We’ve put together a guidance document on that page that can help individuals understand if they should be self-isolating or quarantining based on their exposures. This has been particularly useful, and I’ve heard from other universities all over the country asking to use that document themselves. If folks have reviewed all of these materials and still have questions, they can reach out to our email address, email@example.com, where we can provide answers to nonurgent questions. This is also the address for Harvard affiliates to email if they have tested positive for COVID-19 somewhere outside of HUHS; this allows us to assess the impact on Harvard’s community. We are also available by phone, 24-7, for those who have medically urgent questions that need a response. For example, if someone is experiencing certain symptoms and needs to know whether they should go to an emergency room right now, or whether they should they come in to urgent care, these questions are worth a conversation with us, and our team is available for that.
GAZETTE: Can people be in touch to donate resources or additional supports, as well?
NGUYEN: Harvard has been blessed with an extraordinarily generous community of alumni and donors, and HUHS has received many donations of personal protective equipment (PPE), including masks and respirators.
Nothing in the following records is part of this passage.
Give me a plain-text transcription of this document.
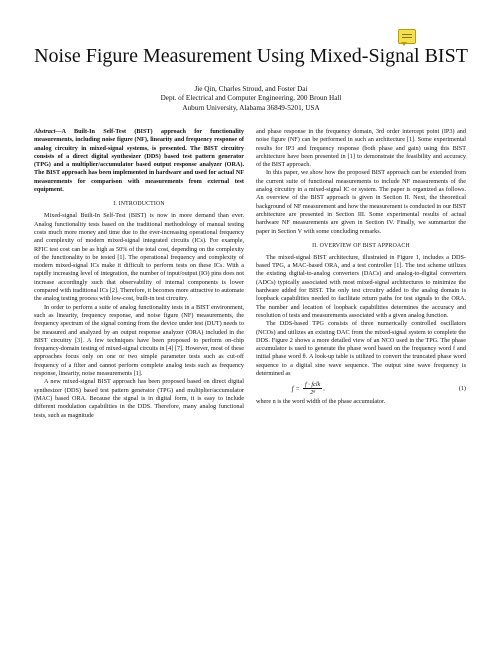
Noise Figure Measurement Using Mixed-Signal BIST
Jie Qin, Charles Stroud, and Foster Dai
Dept. of Electrical and Computer Engineering, 200 Broun Hall
Auburn University, Alabama 36849-5201, USA

Abstract—A Built-In Self-Test (BIST) approach for functionality measurements, including noise figure (NF), linearity and frequency response of analog circuitry in mixed-signal systems, is presented. The BIST circuitry consists of a direct digital synthesizer (DDS) based test pattern generator (TPG) and a multiplier/accumulator based output response analyzer (ORA). The BIST approach has been implemented in hardware and used for actual NF measurements for comparison with measurements from external test equipment.

I. INTRODUCTION

Mixed-signal Built-In Self-Test (BIST) is now in more demand than ever. Analog functionality tests based on the traditional methodology of manual testing costs much more money and time due to the ever-increasing operational frequency and complexity of modern mixed-signal integrated circuits (ICs). For example, RFIC test cost can be as high as 50% of the total cost, depending on the complexity of the functionality to be tested [1]. The operational frequency and complexity of modern mixed-signal ICs make it difficult to perform tests on these ICs. With a rapidly increasing level of integration, the number of input/output (IO) pins does not increase accordingly such that observability of internal components is lower compared with traditional ICs [2]. Therefore, it becomes more attractive to automate the analog testing process with low-cost, built-in test circuitry.

In order to perform a suite of analog functionality tests in a BIST environment, such as linearity, frequency response, and noise figure (NF) measurements, the frequency spectrum of the signal coming from the device under test (DUT) needs to be measured and analyzed by an output response analyzer (ORA) included in the BIST circuitry [3]. A few techniques have been proposed to perform on-chip frequency-domain testing of mixed-signal circuits in [4] [7]. However, most of these approaches focus only on one or two simple parameter tests such as cut-off frequency of a filter and cannot perform complete analog tests such as frequency response, linearity, noise measurements [1].

A new mixed-signal BIST approach has been proposed based on direct digital synthesizer (DDS) based test pattern generator (TPG) and multiplier/accumulator (MAC) based ORA. Because the signal is in digital form, it is easy to include different modulation capabilities in the DDS. Therefore, many analog functional tests, such as magnitude

and phase response in the frequency domain, 3rd order intercept point (IP3) and noise figure (NF) can be performed in such an architecture [1]. Some experimental results for IP3 and frequency response (both phase and gain) using this BIST architecture have been presented in [1] to demonstrate the feasibility and accuracy of the BIST approach.

In this paper, we show how the proposed BIST approach can be extended from the current suite of functional measurements to include NF measurements of the analog circuitry in a mixed-signal IC or system. The paper is organized as follows. An overview of the BIST approach is given in Section II. Next, the theoretical background of NF measurement and how the measurement is conducted in our BIST architecture are presented in Section III. Some experimental results of actual hardware NF measurements are given in Section IV. Finally, we summarize the paper in Section V with some concluding remarks.

II. OVERVIEW OF BIST APPROACH

The mixed-signal BIST architecture, illustrated in Figure 1, includes a DDS-based TPG, a MAC-based ORA, and a test controller [1]. The test scheme utilizes the existing digital-to-analog converters (DACs) and analog-to-digital converters (ADCs) typically associated with most mixed-signal architectures to minimize the hardware added for BIST. The only test circuitry added to the analog domain is loopback capabilities needed to facilitate return paths for test signals to the ORA. The number and location of loopback capabilities determines the accuracy and resolution of tests and measurements associated with a given analog function.

The DDS-based TPG consists of three numerically controlled oscillators (NCOs) and utilizes an existing DAC from the mixed-signal system to complete the DDS. Figure 2 shows a more detailed view of an NCO used in the TPG. The phase accumulator is used to generate the phase word based on the frequency word f and initial phase word θ. A look-up table is utilized to convert the truncated phase word sequence to a digital sine wave sequence. The output sine wave frequency is determined as

$f = \frac{\text{f · fclk}}{\text{2ⁿ}}$ ,	(1)

where n is the word width of the phase accumulator.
We do not need any additional PPE right now. But while some of these materials are not necessarily needed within HUHS, they might be usable within a critical-care hospital setting. To this end, we have been able to work with our campus partners to share extra supplies with local hospitals. We also encourage people to visit a webpage we’ve built devoted to donations of PPE and other critical supplies. It has been so heartwarming to see the response from members of the worldwide Harvard community who have made donations to us, and we are grateful.
This interview has been edited for length and clarity.